Przyznam, że "Truposza" obejrzałem w zasadzie przypadkiem bo na wykładzie z Realioznawstwa (filologia angielska) i nie dokończyłem go przy pierwszym podejściu ponieważ było za mało czasu aby dokończyć seans. Postanowiłem, że zrobię to po powrocie do domu i tak też właśnie uczyniłem. Myślę, że był to strzał w dziesiątkę.
Na zajęciach nasz wykładowca starał się ukazać "Truposza" jako film, który pokazuje wiele warstw społecznych ówczesnego Dzikiego Zachodu (przedstawiają je głównie ludzie w pociągu), jak i jest pewnego rodzaju pomnikiem dla tamtych czasów, ale mi rzuciło sie w oczy co innego.
Według mnie Jarmusch stworzył piękny obraz o umieraniu, o tym jak umiera człowiek ze śmiercią pogodzony oraz o tym, że świat śmierci jest tak naprawdę zwyczajny i normalny, czasami może nawet normalniejszy niż świat życia.
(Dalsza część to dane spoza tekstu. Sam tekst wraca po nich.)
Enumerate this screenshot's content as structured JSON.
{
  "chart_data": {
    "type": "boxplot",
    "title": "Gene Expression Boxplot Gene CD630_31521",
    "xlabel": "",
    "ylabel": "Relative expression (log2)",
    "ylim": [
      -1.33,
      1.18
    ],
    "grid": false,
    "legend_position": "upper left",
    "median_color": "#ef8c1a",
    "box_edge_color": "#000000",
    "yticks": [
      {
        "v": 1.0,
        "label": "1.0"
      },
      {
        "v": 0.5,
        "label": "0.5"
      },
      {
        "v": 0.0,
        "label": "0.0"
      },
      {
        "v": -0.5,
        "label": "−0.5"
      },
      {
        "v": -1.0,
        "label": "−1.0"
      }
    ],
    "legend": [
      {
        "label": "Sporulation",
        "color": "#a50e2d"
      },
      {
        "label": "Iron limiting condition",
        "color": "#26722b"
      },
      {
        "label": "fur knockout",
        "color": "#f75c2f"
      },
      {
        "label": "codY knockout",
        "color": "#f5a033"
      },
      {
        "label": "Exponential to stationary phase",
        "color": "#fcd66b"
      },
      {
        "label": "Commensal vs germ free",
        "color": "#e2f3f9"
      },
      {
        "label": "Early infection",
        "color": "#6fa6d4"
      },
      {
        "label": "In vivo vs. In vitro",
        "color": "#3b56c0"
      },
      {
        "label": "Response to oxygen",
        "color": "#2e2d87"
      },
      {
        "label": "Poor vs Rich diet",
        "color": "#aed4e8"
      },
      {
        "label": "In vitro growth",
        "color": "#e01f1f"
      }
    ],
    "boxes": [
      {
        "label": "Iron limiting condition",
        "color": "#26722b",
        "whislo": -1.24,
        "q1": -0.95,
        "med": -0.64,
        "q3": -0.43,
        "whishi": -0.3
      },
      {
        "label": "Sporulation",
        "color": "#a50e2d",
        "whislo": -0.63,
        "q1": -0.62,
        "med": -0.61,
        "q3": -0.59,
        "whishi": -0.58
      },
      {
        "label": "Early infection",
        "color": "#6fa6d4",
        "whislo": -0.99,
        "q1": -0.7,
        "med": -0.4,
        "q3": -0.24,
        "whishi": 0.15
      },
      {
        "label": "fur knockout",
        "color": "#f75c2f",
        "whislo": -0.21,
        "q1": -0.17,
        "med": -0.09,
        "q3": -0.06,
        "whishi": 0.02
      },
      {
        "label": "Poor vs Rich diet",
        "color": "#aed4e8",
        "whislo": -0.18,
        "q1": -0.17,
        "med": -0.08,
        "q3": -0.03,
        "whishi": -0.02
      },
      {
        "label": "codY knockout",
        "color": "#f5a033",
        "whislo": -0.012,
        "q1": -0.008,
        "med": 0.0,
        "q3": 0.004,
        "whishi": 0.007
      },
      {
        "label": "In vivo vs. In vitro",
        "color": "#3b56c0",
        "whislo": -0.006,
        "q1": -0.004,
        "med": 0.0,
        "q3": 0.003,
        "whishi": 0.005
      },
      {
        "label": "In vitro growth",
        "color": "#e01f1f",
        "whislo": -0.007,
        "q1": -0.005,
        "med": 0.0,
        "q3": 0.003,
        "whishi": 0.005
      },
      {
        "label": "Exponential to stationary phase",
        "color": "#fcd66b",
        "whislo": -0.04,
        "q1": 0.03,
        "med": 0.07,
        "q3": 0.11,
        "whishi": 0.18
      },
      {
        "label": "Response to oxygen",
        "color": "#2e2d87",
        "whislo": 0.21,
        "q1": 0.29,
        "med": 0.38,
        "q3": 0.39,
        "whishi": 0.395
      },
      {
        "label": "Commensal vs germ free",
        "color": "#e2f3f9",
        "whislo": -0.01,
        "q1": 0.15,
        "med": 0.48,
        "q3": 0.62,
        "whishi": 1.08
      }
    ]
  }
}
Równie ważna wydaje się być natura, która otacza głównych bohaterów i jest ukazana niemalże jako kolejny bohater filmu, przedstawione plenery nie są jedynie "wypełniaczem" miejsca na taśmie, ale faktycznie czemuś służą. Natura ukazana jest tutaj jako ta, która włada i życiem i śmiercią, ten który pogodził się z naturą pogodził się również ze śmiercią. Indianin Nikt jest przedstawicielem człowieka pogodzonego ze światem i naturą czyli również z nieodwracalnym zejściem z tego świata. To właśnie on od początku wie, że William Blake jest już trupem i prowadzi go na jego własny pogrzeb. Nikt (bohater Nikt) nie współczuje Williamowi, bo nie uważa śmierci za coś strasznego czy złego tylko za normalną kolej rzeczy.
Człowiek w filmie ukazany jest jako nadchodzące "nowe", ale również jako wróg natury, jako pasożyt, który niszczy ją dla własnych celów. Uświadamia nam to wygląd miasteczka, wielkie maszyny oraz sama nazwa miasta "Machine".
Film wywarł na mnie spore wrażenie urzekając zarazem swoim klimatem jak i mistycyzmem, poza tym kreację Lanca Henriksena uważam za jednego z najlepszych psycholi zaprezentowanych w kinie.